Summary: Most today focus more on their personal desires than the needs of others. We are urged to gain all we can and put much of that away in reserve. Society teaches the pathway to success is through gain. The Bible teaches we must give if we are to receive.

Giving is Receiving

Acts 20:35

There can be no doubt that we live in a selfish and inward focused world. The majority today have little concern for the needs of others, and few are willing to make any sacrifices to benefit someone else. Dr. Adrian Rogers described the mentality of many today. “They get all they can and can all they get.”

As we continue to discuss some of the paradoxes in Christian life, I was reminded that one must be willing to give in order to receive. We must be willing to turn loose of particular aspects of life and material gain in order to grow in our faith and receive the greater spiritual blessings. Jim Elliot was a missionary to Ecuador. He is quoted as saying, “He is no fool who gives what he cannot keep to gain what he cannot lose.” His quote is especially powerful when we consider that Jim was murdered by the natives he sought to reach with the Gospel. He completely gave what he could not keep but gained something he could not lose – eternal life in Christ.

Our text comes from an important and emotional time in the life of Paul. He had gathered the elders of Ephesus, desiring to offer final instructions prior to his departure. Ephesus was dear to his heart, and Paul knew he would likely never see them again. There is much he could have shared, and yet he chose to offer these parting words. As we consider the instructions of Paul, I want to think on the paradox: Giving is Receiving.

I. The Practice of Giving (35a) – I have shewed you all things, how that so labouring ye ought to support the weak. As Paul prepared to depart Ephesus, he spoke to them regarding the practice of giving. He knew such activity was an important aspect of their Christian lives and ministry. Notice:

A. The Example – I have shewed you all things. Paul was not one who failed to practice what he preached. He put forth much effort in modeling the Christian life before the church. He didn’t want to be guilty of only proclaiming what was expected; he was committed to living out the principles of the faith. Giving for the good of others was no exception. Paul reminded them that he had showed them all things regarding their walk with the Lord. He had been willing to give sacrificially for the good of others and the benefit of the church. We know that Paul was what we now call a bi-vocational pastor. He worked as a tent maker in order to provide his living and was willing to give of his blessings to help others.

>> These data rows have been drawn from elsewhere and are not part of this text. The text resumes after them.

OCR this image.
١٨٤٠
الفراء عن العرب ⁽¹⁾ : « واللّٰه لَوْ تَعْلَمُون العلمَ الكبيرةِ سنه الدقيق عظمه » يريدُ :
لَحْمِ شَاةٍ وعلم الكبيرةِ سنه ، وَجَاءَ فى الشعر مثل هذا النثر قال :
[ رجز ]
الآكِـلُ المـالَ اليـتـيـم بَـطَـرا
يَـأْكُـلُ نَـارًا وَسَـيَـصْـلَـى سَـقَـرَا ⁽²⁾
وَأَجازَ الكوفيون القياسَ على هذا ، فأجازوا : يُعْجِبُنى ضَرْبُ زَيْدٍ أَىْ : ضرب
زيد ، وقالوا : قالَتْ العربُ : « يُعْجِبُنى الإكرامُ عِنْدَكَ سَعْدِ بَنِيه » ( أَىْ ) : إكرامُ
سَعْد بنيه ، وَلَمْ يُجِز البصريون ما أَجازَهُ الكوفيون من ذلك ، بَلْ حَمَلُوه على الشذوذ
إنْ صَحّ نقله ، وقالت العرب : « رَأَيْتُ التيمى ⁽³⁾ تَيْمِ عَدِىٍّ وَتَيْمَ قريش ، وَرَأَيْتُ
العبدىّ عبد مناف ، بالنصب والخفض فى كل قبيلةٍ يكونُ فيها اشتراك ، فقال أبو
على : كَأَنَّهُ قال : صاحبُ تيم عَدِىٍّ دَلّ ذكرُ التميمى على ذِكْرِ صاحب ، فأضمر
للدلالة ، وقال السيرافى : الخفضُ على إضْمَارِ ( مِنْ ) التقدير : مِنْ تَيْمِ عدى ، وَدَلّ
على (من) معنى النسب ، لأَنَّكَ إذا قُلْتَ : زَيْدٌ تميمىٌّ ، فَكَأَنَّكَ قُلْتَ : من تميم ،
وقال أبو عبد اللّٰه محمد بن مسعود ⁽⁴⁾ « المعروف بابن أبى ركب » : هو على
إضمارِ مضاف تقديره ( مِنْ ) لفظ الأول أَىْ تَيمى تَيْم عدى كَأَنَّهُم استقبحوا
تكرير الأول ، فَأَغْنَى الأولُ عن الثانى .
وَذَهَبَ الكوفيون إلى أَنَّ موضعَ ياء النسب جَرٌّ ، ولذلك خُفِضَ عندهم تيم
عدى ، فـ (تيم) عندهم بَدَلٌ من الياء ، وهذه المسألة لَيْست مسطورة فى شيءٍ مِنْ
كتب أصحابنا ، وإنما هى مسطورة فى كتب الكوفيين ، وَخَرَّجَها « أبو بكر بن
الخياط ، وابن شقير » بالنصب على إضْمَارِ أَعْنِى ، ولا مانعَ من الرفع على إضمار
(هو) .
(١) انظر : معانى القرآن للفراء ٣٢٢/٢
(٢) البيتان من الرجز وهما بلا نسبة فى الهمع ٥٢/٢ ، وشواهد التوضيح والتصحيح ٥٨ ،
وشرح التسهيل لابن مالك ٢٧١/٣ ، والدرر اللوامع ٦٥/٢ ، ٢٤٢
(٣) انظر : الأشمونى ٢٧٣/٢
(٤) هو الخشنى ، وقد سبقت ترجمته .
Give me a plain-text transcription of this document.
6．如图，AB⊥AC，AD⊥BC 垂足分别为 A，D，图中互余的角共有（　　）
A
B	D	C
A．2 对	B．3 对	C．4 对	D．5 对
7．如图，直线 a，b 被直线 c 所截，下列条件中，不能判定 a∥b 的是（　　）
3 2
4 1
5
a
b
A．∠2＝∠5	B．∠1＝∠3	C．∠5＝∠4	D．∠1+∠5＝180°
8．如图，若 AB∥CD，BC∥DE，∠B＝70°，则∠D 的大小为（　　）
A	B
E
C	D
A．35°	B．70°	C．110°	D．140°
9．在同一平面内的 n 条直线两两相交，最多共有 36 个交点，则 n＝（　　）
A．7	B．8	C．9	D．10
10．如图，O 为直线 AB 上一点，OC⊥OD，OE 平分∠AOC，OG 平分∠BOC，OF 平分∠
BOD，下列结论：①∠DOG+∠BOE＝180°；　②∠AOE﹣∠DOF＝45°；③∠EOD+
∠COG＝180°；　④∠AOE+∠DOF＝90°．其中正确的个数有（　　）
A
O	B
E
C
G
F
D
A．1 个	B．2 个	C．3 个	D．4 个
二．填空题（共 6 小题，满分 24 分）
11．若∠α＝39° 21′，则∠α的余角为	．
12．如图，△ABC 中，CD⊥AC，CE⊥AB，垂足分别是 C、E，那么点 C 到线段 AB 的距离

As we think of giving for the good of others, Paul is one in a long list of those who sacrificed in order to be a blessing to those in need. There is no greater example of sacrificial giving than that of our Lord, Jesus Christ. We will consider His great sacrifice in a moment, but we have been left a legacy of giving. We will never be all the Lord desires of us if we are unwilling to give of our blessings in order to benefit someone else. Clearly this involves much more than monetary giving, but we cannot exclude monetary gifts. Paul worked and gave for the benefit of the church. It is a blessing to be able to give a tithe and offering unto the Lord in order to help finance the ministries of the church and ensure the Gospel is proclaimed throughout the world. It is an old cliché and yet it remains true – you cannot out give God!

B. The Expense (35a) – I have shewed you all things, how that so labouring ye ought to support the weak. Paul did not refer to a gift of little consequence. He honestly spoke of giving until it hurts. He was not instructing the church at Ephesus to give of their leftovers, but actually be willing to make a genuine sacrifice for the good of the church and others. The word laboring in the text has the idea of “laboring to the point of exhaustion and fatigue, being worn out.” Surely these words carried great weight coming from Paul. He had given his life in ministry to Christ, sacrificially serving the church. He was always willing to go the extra mile in an attempt to benefit others and share the Gospel. He was not asking them to do anything he had been unwilling to do himself.

This is quite convicting when we pause to consider the enormity of Paul’s words. Most of us are willing to give of our excess, but few are willing to give until it hurts. We are willing to serve the church and others as long as it’s convenient and fits our schedule. How many are willing to labor for the Lord to benefit others until we are exhausted with fatigue? Remember the words of Jim Elliot - He is no fool who gives what he cannot keep to gain what he cannot lose.